Somewhere along the way, “millennial” became a dirty word, or at least a tainted one—shorthand for lethargy, entitlement and fecklessness. All the while, young female artists were getting to work. A Women’s Thing spoke to six millennial artists on coming of age at the turn of the century and their own stock-taking of their careers thus far.
Interview has been edited for clarity.
Catalina Ouyang is a visual artist and self-described “child of the Chinese diaspora by way of St. Louis, New Jersey, and an obscure cul-de-sac outside of Chicago.” Her work has been exhibited nationally. She is an MFA candidate in Sculpture at Yale University.

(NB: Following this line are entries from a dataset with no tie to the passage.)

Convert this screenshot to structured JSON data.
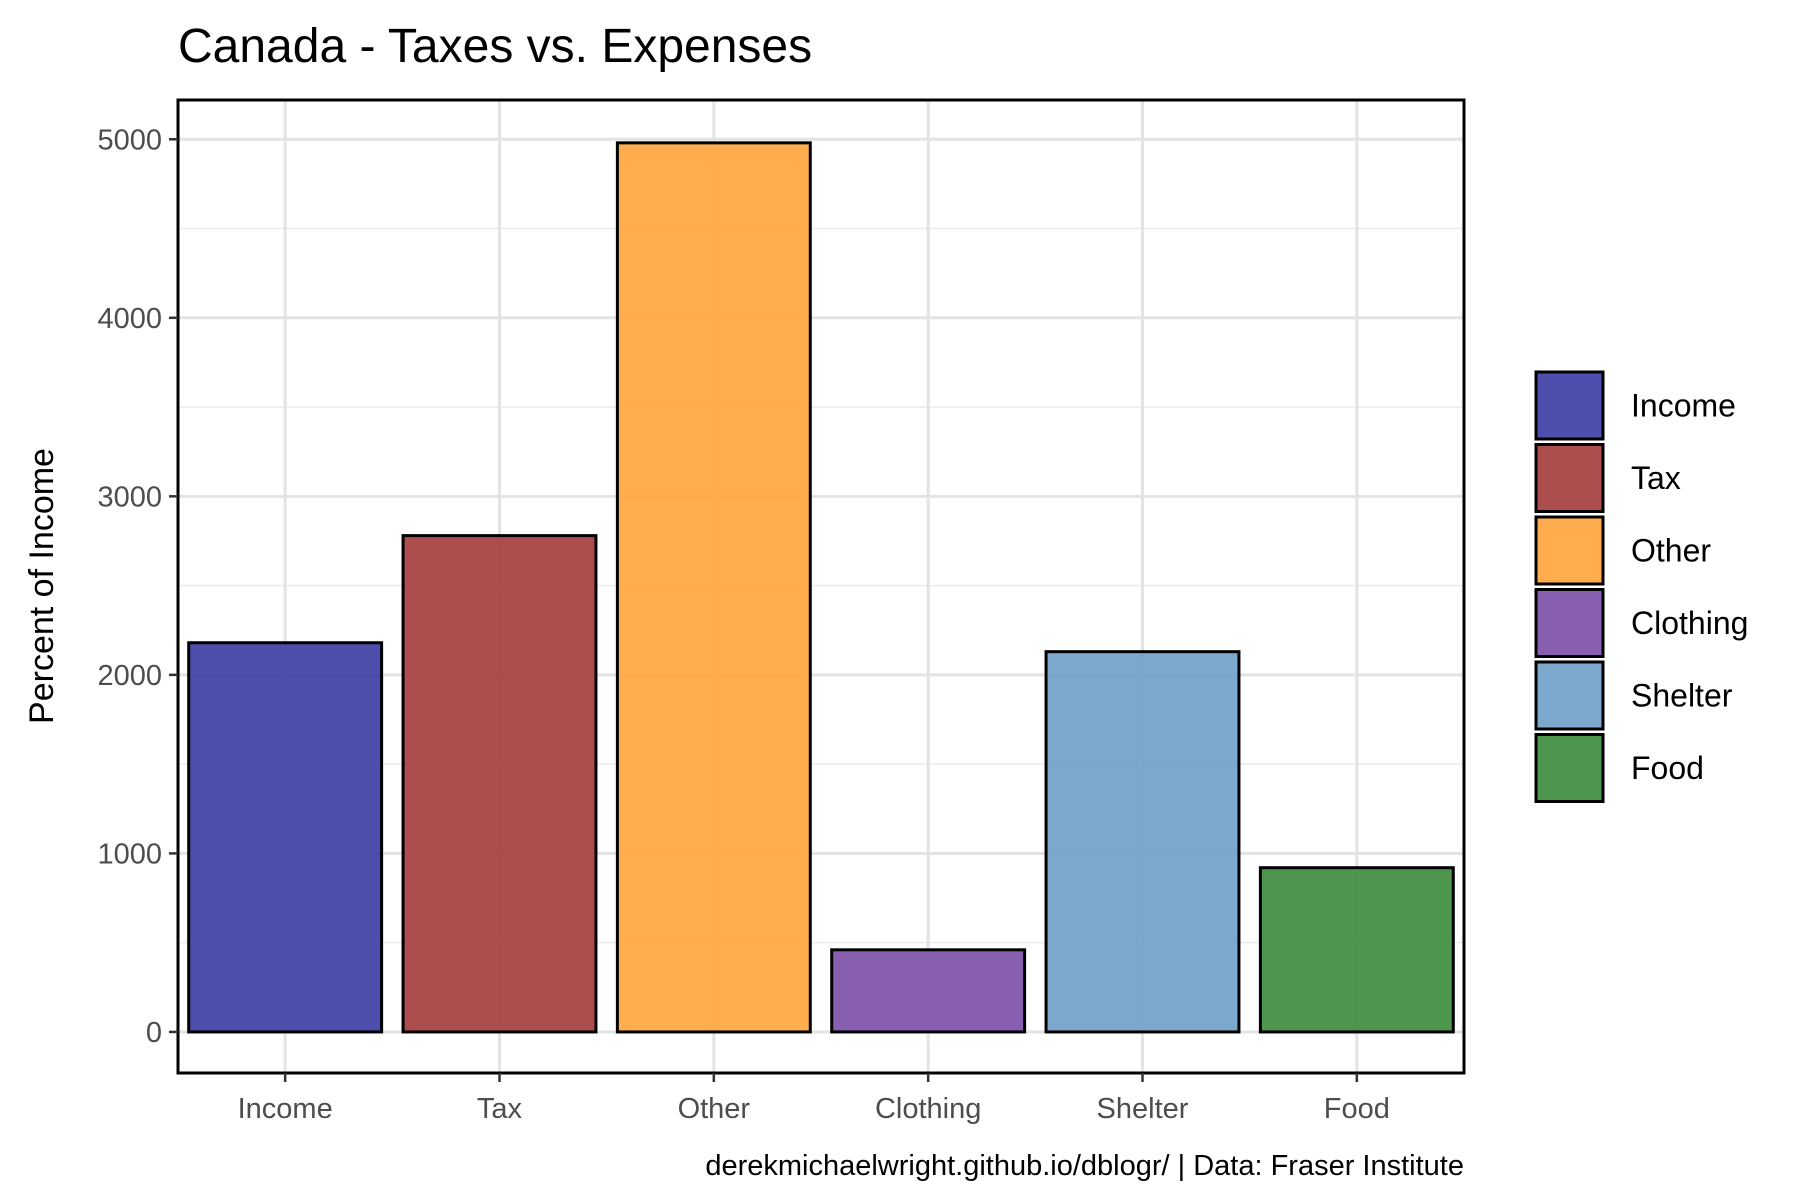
{
  "chart_data": {
    "type": "bar",
    "title": "Canada - Taxes vs. Expenses",
    "ylabel": "Percent of Income",
    "xlabel": "",
    "caption": "derekmichaelwright.github.io/dblogr/ | Data: Fraser Institute",
    "categories": [
      "Income",
      "Tax",
      "Other",
      "Clothing",
      "Shelter",
      "Food"
    ],
    "values": [
      2180,
      2780,
      4980,
      460,
      2130,
      920
    ],
    "colors": [
      "#3b3ba3",
      "#a33b3b",
      "#ffa43b",
      "#7c4fa8",
      "#6e9ec9",
      "#3b8a3b"
    ],
    "ylim": [
      -230,
      5220
    ],
    "yticks": [
      0,
      1000,
      2000,
      3000,
      4000,
      5000
    ],
    "grid": true,
    "legend": {
      "position": "right",
      "entries": [
        "Income",
        "Tax",
        "Other",
        "Clothing",
        "Shelter",
        "Food"
      ]
    }
  }
}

What would most impress a younger you about where you are today?
Catalina Ouyang: Probably that I project confidence, competence, and righteous anger. That I command fear and am resilient. Or so people tell me. The younger me was always accused by white teachers and adults of being too quiet, too brooding, not “smiley” enough. Which were, of course, totally racialized criticisms that almost every young Asian-American girl hears. But in other respects, I was just ahead of the game, because fuck respectability.
Do you think about age at all? What about it, if at all?

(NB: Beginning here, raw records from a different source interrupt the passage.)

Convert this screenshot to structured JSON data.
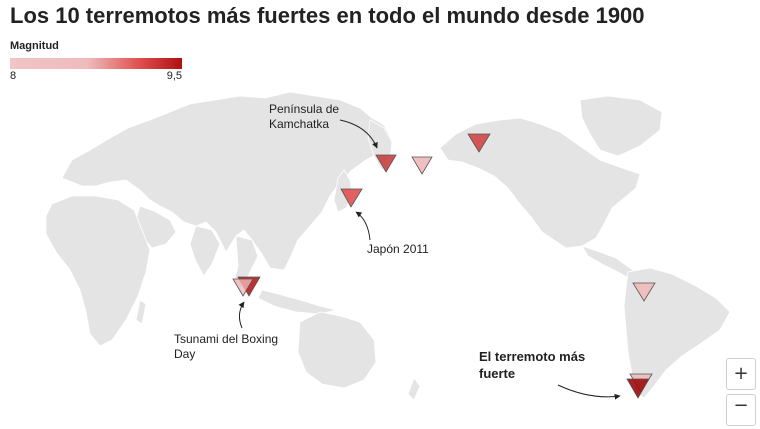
{
  "title": "Los 10 terremotos más fuertes en todo el mundo desde 1900",
  "legend": {
    "title": "Magnitud",
    "min_label": "8",
    "max_label": "9,5",
    "color_low": "#f2c4c4",
    "color_high": "#b01010"
  },
  "annotations": {
    "kamchatka_line1": "Península de",
    "kamchatka_line2": "Kamchatka",
    "japan": "Japón 2011",
    "tsunami_line1": "Tsunami del Boxing",
    "tsunami_line2": "Day",
    "strongest_line1": "El terremoto más",
    "strongest_line2": "fuerte"
  },
  "controls": {
    "zoom_in": "+",
    "zoom_out": "−"
  },
  "colors": {
    "land": "#e4e4e4",
    "border": "#ffffff",
    "ocean": "#ffffff"
  }
}
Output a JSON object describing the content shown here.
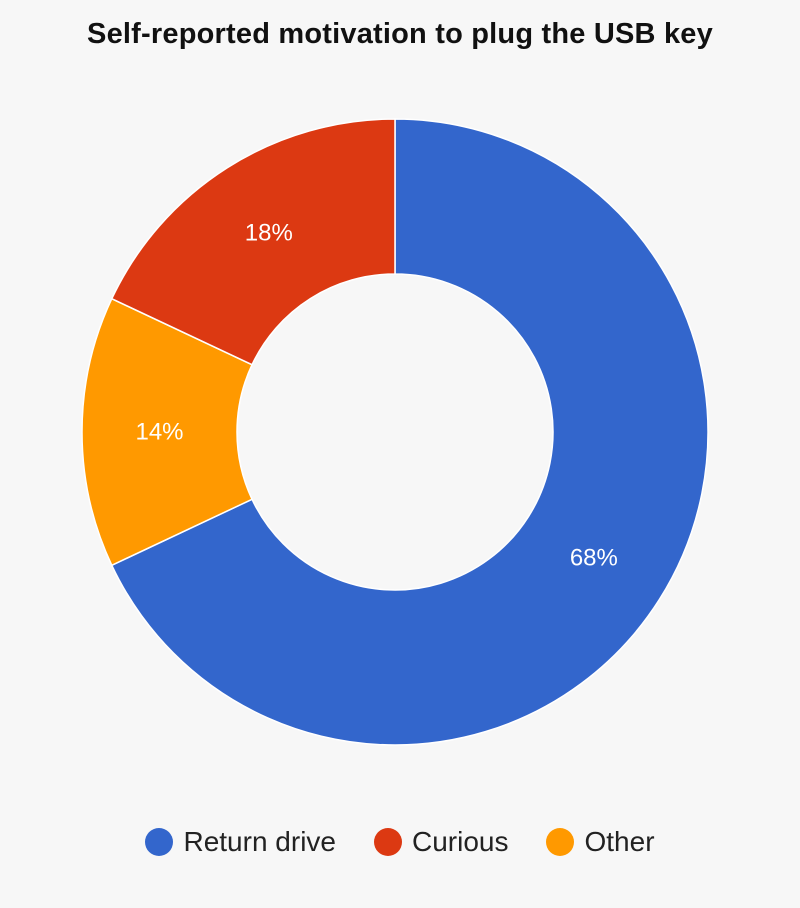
{
  "chart_data": {
    "type": "pie",
    "title": "Self-reported motivation to plug the USB key",
    "donut": true,
    "legend_position": "bottom",
    "slices": [
      {
        "label": "Return drive",
        "value": 68,
        "display": "68%",
        "color": "#3366cc"
      },
      {
        "label": "Other",
        "value": 14,
        "display": "14%",
        "color": "#ff9900"
      },
      {
        "label": "Curious",
        "value": 18,
        "display": "18%",
        "color": "#dc3912"
      }
    ],
    "legend": [
      {
        "label": "Return drive",
        "color": "#3366cc"
      },
      {
        "label": "Curious",
        "color": "#dc3912"
      },
      {
        "label": "Other",
        "color": "#ff9900"
      }
    ]
  }
}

Catalina Ouyang: Not really, anymore. Growing up, I was a bit of a prodigal child. I was a precocious smartass and really good at drawing for, like, a 12-year-old. I spent a lot of time on internet forums when I was nine to 13 with sad lonely people who were all in their 20s or older. Later in my teens, I slept with older men. So I was used to being the youngest, or younger, person in the room. There was some satisfying novelty to that. Now I’m no longer the youngest person in the room, and I feel much better about (less creeped out by?) this power dynamic.

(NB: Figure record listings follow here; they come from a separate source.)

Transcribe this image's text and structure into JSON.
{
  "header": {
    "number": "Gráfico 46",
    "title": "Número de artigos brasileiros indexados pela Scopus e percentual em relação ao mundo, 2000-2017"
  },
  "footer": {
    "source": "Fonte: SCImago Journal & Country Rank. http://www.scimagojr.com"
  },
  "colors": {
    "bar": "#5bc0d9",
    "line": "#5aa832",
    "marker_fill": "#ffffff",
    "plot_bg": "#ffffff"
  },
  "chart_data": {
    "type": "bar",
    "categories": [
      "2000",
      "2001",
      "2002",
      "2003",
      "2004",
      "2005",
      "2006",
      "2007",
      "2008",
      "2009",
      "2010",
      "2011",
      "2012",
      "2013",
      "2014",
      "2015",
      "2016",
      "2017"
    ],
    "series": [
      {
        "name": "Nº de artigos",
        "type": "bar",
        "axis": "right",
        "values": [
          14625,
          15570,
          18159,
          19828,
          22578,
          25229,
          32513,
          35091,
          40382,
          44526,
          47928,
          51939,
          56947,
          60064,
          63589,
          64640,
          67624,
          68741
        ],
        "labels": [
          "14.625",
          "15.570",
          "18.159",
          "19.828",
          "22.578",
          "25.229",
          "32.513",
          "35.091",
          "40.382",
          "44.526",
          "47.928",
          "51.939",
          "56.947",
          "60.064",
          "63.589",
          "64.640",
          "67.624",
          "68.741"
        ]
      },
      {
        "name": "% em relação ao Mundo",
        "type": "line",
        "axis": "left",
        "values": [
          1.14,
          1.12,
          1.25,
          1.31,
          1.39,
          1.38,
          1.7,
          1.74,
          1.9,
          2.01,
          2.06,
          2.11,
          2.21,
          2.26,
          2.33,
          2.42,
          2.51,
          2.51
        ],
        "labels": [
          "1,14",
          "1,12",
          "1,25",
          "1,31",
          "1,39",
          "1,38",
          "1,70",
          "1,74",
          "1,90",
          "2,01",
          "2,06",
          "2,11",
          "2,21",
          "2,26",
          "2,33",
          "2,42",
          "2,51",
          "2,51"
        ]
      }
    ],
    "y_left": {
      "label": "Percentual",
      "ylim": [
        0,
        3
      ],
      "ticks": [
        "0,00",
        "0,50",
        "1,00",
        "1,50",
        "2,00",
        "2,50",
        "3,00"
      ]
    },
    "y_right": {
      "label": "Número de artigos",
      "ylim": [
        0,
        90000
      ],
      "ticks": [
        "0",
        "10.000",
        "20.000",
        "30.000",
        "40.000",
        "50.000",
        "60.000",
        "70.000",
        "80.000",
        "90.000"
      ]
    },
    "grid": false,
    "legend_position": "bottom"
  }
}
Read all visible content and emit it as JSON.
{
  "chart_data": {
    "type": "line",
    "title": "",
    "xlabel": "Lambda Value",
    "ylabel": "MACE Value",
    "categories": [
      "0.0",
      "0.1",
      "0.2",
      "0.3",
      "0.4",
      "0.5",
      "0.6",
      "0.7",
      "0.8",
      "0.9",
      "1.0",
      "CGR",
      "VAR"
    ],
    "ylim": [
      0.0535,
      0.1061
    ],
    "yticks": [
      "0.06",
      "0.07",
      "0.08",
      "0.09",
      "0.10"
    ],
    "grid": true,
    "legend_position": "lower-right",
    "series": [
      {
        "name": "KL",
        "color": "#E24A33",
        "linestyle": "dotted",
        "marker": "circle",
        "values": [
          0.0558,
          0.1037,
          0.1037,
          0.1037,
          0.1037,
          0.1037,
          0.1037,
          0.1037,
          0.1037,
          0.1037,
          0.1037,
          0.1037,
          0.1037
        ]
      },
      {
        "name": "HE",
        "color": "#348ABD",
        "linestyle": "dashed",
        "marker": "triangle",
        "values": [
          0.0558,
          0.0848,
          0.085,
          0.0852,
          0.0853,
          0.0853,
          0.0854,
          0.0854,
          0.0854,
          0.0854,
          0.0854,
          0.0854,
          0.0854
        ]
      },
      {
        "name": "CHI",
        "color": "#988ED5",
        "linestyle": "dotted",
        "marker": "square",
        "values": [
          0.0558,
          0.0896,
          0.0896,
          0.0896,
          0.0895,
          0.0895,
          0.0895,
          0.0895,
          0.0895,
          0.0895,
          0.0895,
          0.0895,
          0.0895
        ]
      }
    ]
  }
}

What about when you were born and raised has influenced your work?
Catalina Ouyang: I grew up in a suburb of Chicago until I was seven, then lived in a town in New Jersey called Parsippany until I was 18. A crowning characteristic of both places was their white supremacy—in Illinois because everybody was just white, there was no diversity; in Parsippany because even though it was more diverse—lots of South Asians and a decent population of East Asians—they were all assimilationists and apologists running around throwing racial slurs at each other and [expressing] that “white is right.”
So I grew up really self-hating. I even half seriously identified with Nazis at a certain point, which I have actually never told anyone in my adult life. It was really, really fucked up, and also [scarily] not that uncommon among East Asians to support white supremacist fascism. Look at Chinese-American Trump supporters, and Mitch McConnell’s wife! We’re so complicit—including in less visible, structural racism—and that’s something we need to address and dismantle in our community.
My work is about a lot of things, but one of those things is my own decolonization process—coming back from all that internalized racism, and learning how to redirect my anger, reclaim agency and navigate complicity.